Derived from a monthly survey of its new home builder members, the HMI gauges builder perceptions of current single-family home sales and sales expectations for the next six months as "good," "fair" or "poor." The survey also asks builders to rate traffic of prospective buyers as "high to very high," "average" or "low to very low." Scores for each component are then used to calculate a seasonally adjusted index where any number over 50 indicates that more builders view conditions as good than poor.
All the HMI indices posted or matched their highest readings ever in October. The HMI index gauging current sales conditions rose two points to 90, the component measuring sales expectations in the next six months increased three points to 88 and the measure charting traffic of prospective buyers held steady at 74.
In addition to setting new highs, the HMI has carried out a stunning comeback from its April level after a 42 point plunge. The index had recovered enough by August to set an all-time high, one that has subsequently been broken twice.
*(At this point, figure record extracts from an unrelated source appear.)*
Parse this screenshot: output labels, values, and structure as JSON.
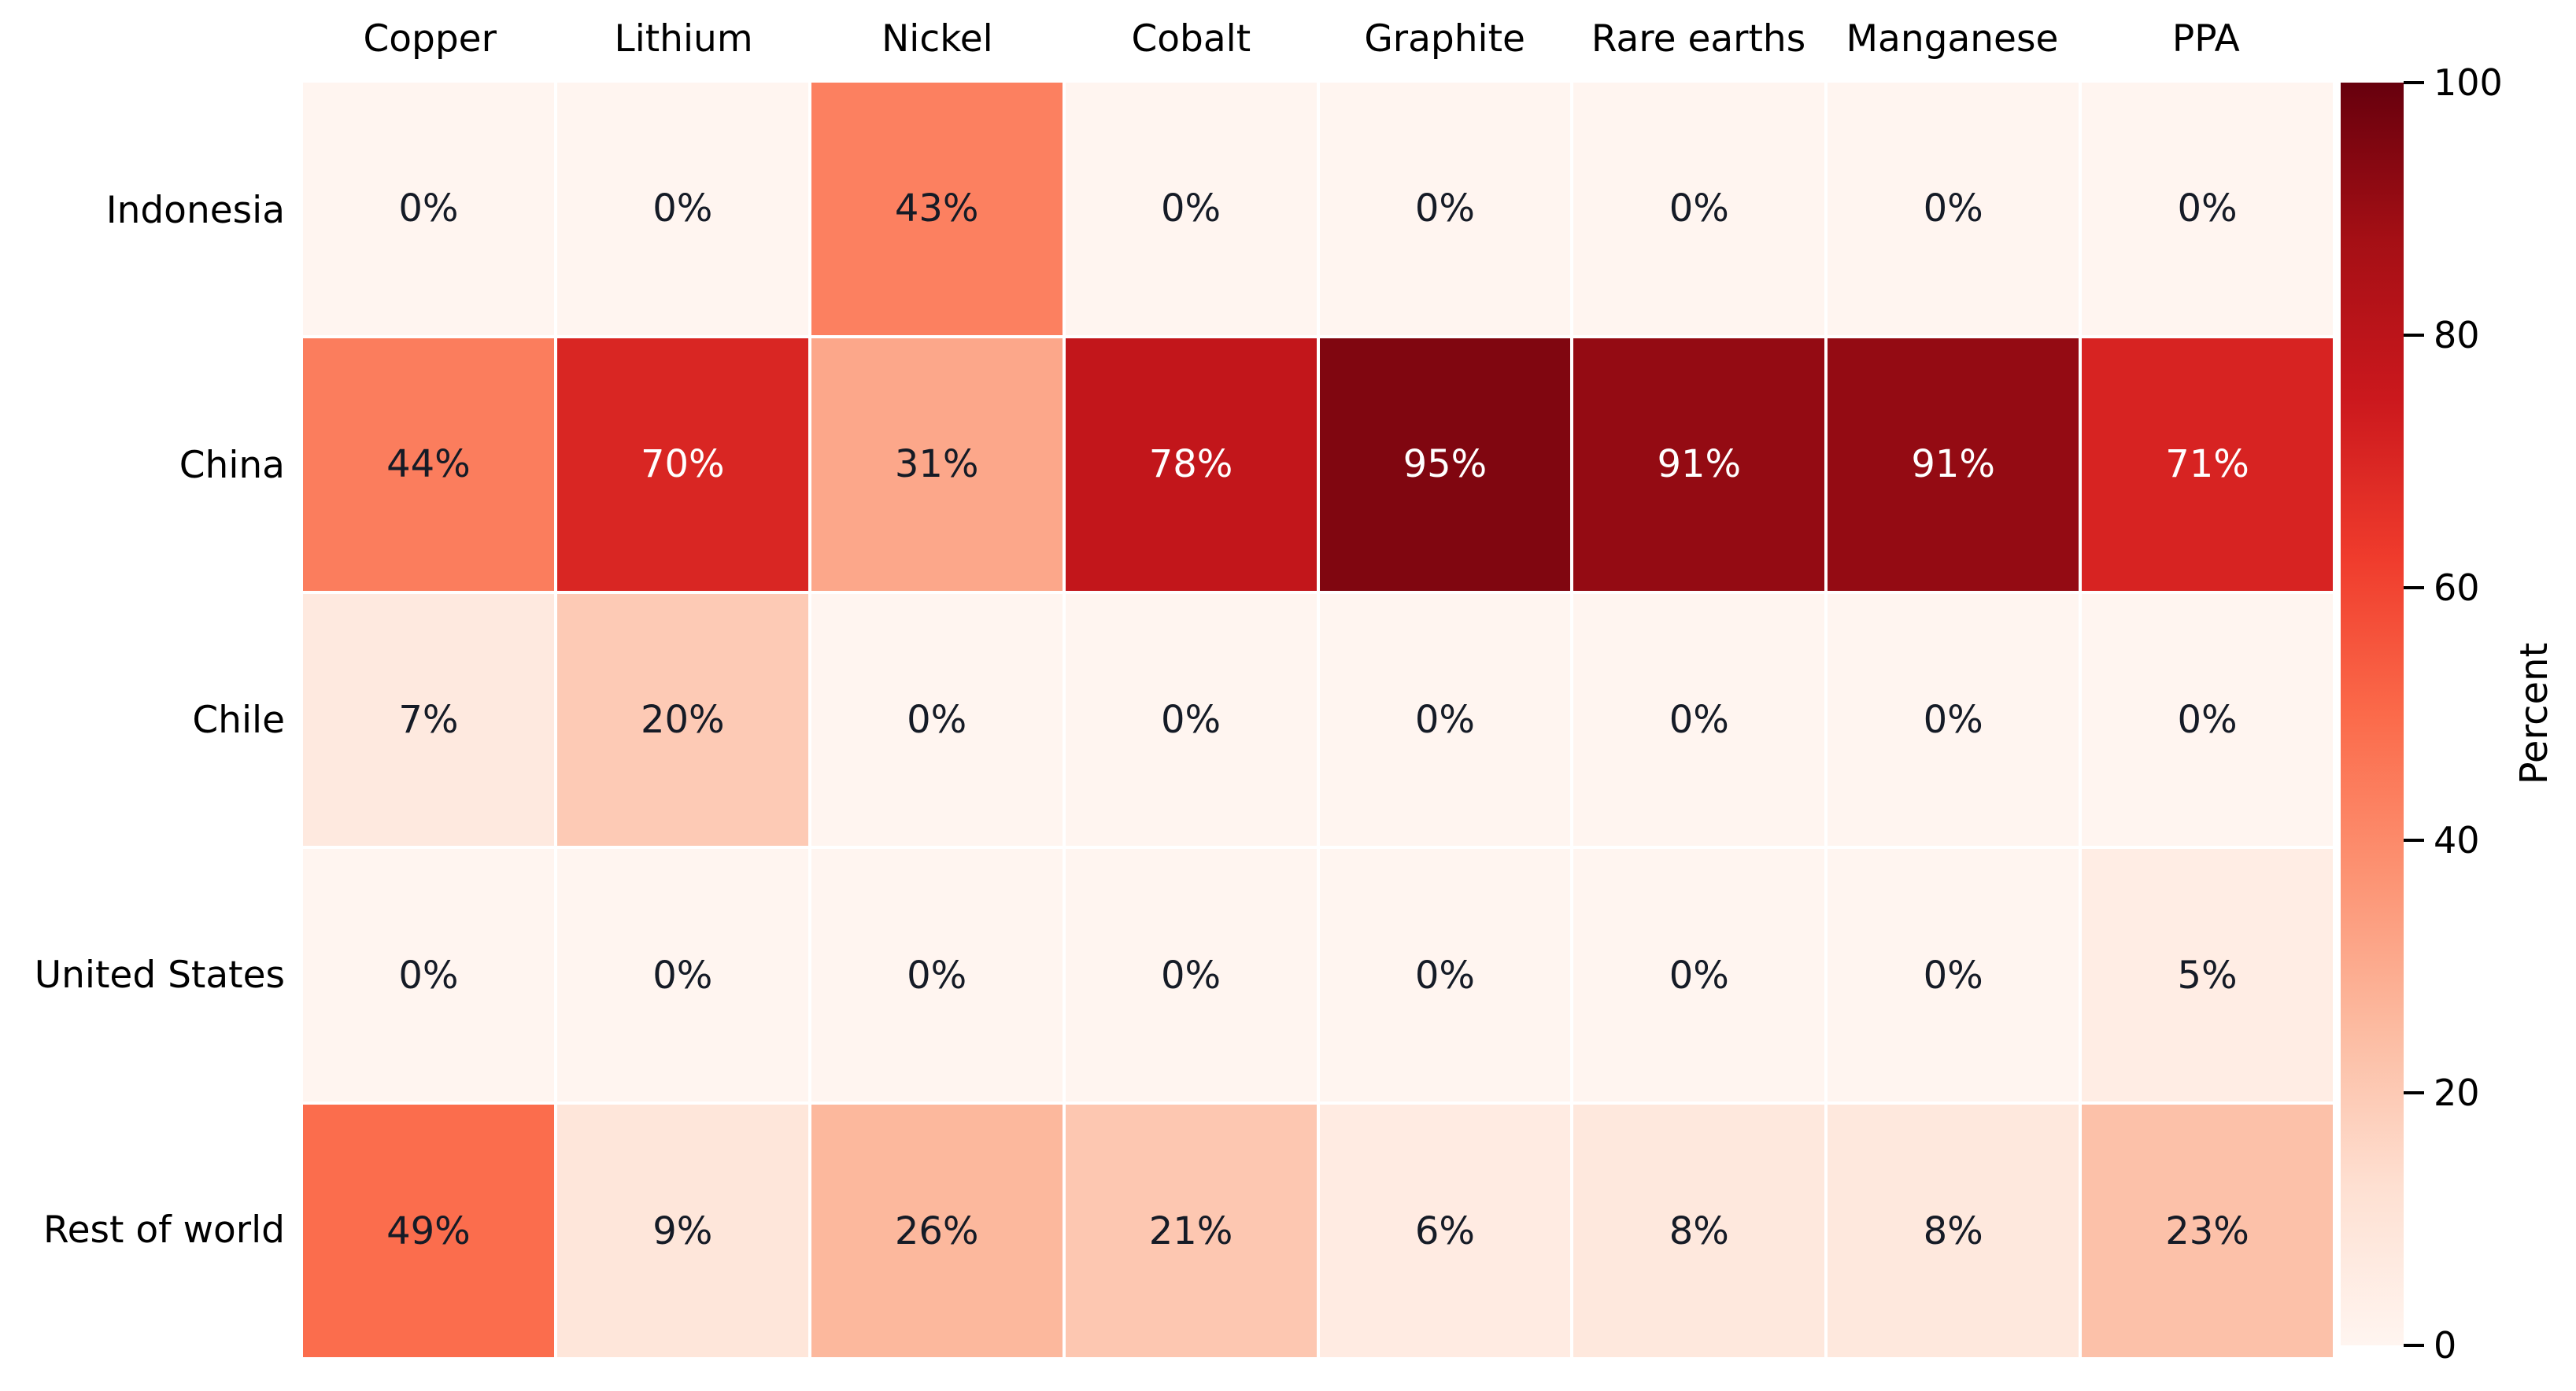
{
  "chart_data": {
    "type": "heatmap",
    "title": "",
    "columns": [
      "Copper",
      "Lithium",
      "Nickel",
      "Cobalt",
      "Graphite",
      "Rare earths",
      "Manganese",
      "PPA"
    ],
    "rows": [
      "Indonesia",
      "China",
      "Chile",
      "United States",
      "Rest of world"
    ],
    "values": [
      [
        0,
        0,
        43,
        0,
        0,
        0,
        0,
        0
      ],
      [
        44,
        70,
        31,
        78,
        95,
        91,
        91,
        71
      ],
      [
        7,
        20,
        0,
        0,
        0,
        0,
        0,
        0
      ],
      [
        0,
        0,
        0,
        0,
        0,
        0,
        0,
        5
      ],
      [
        49,
        9,
        26,
        21,
        6,
        8,
        8,
        23
      ]
    ],
    "value_suffix": "%",
    "value_range": [
      0,
      100
    ],
    "grid": "white-gridlines",
    "legend_position": "right-colorbar",
    "colorbar": {
      "label": "Percent",
      "ticks": [
        0,
        20,
        40,
        60,
        80,
        100
      ],
      "min": 0,
      "max": 100
    },
    "colormap": {
      "name": "Reds",
      "stops": [
        "#fff5f0",
        "#fee0d2",
        "#fcbba1",
        "#fc9272",
        "#fb6a4a",
        "#ef3b2c",
        "#cb181d",
        "#a50f15",
        "#67000d"
      ]
    },
    "colors": {
      "annotation_dark_text": "#151b26",
      "annotation_light_text": "#ffffff",
      "axis_text": "#000000",
      "background": "#ffffff",
      "gridline": "#ffffff"
    }
  }
}
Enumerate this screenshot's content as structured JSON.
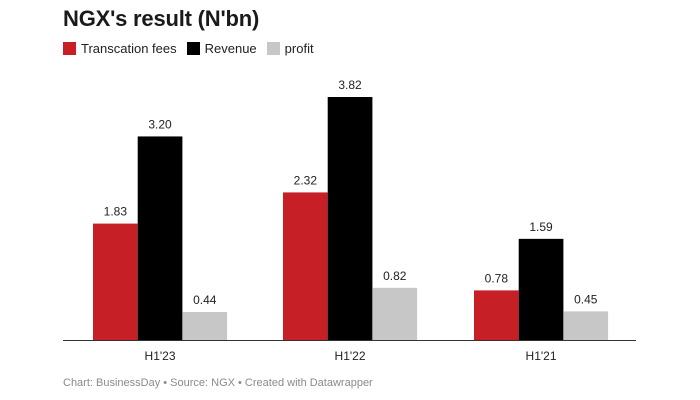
{
  "chart_data": {
    "type": "bar",
    "title": "NGX's result (N'bn)",
    "categories": [
      "H1'23",
      "H1'22",
      "H1'21"
    ],
    "series": [
      {
        "name": "Transcation fees",
        "color": "#c62026",
        "values": [
          1.83,
          2.32,
          0.78
        ]
      },
      {
        "name": "Revenue",
        "color": "#000000",
        "values": [
          3.2,
          3.82,
          1.59
        ]
      },
      {
        "name": "profit",
        "color": "#c7c7c7",
        "values": [
          0.44,
          0.82,
          0.45
        ]
      }
    ],
    "ylim": [
      0,
      3.82
    ],
    "grid": false,
    "legend_position": "top-left",
    "data_labels": true,
    "footer": "Chart: BusinessDay • Source: NGX • Created with Datawrapper"
  }
}
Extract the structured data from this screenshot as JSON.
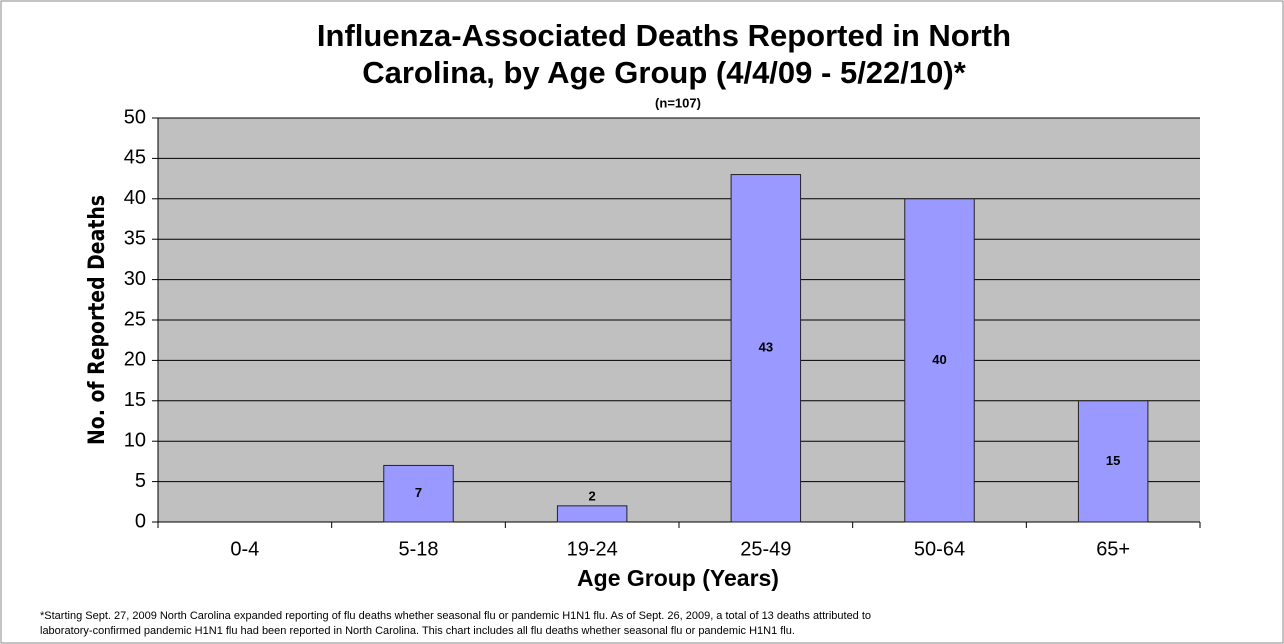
{
  "chart_data": {
    "type": "bar",
    "title": [
      "Influenza-Associated Deaths Reported in North",
      "Carolina, by Age Group (4/4/09 - 5/22/10)*"
    ],
    "subtitle": "(n=107)",
    "x_label": "Age Group (Years)",
    "y_label": "No. of Reported Deaths",
    "categories": [
      "0-4",
      "5-18",
      "19-24",
      "25-49",
      "50-64",
      "65+"
    ],
    "values": [
      0,
      7,
      2,
      43,
      40,
      15
    ],
    "color": "#9999ff",
    "ylim": [
      0,
      50
    ],
    "yticks": [
      0,
      5,
      10,
      15,
      20,
      25,
      30,
      35,
      40,
      45,
      50
    ],
    "grid": true,
    "note": [
      "*Starting Sept. 27, 2009 North Carolina expanded reporting of flu deaths whether seasonal flu or pandemic H1N1 flu. As of Sept. 26, 2009, a total of 13 deaths attributed to",
      "laboratory-confirmed pandemic H1N1 flu had been reported in North Carolina.  This chart includes all flu deaths whether seasonal flu or pandemic H1N1 flu."
    ]
  }
}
"The housing market continues to be a bright spot for the economy, supported by increased buyer interest in the suburbs, exurbs and small towns," said NAHB Chief Economist Robert Dietz. "NAHB analysis published last week showed that new single-family home sales are outpacing starts by a historic margin. Bridging this gap will require either a gain in construction volume or reductions in available inventory, which is already at a historic low in terms of month's supply."
Regional scores are reported as three-month moving averages. The index in the Northeast increased 6 points to 82, the Midwest and the South each gained 3 points to 75 and 82, respectively and the West rose by 5 points to 90.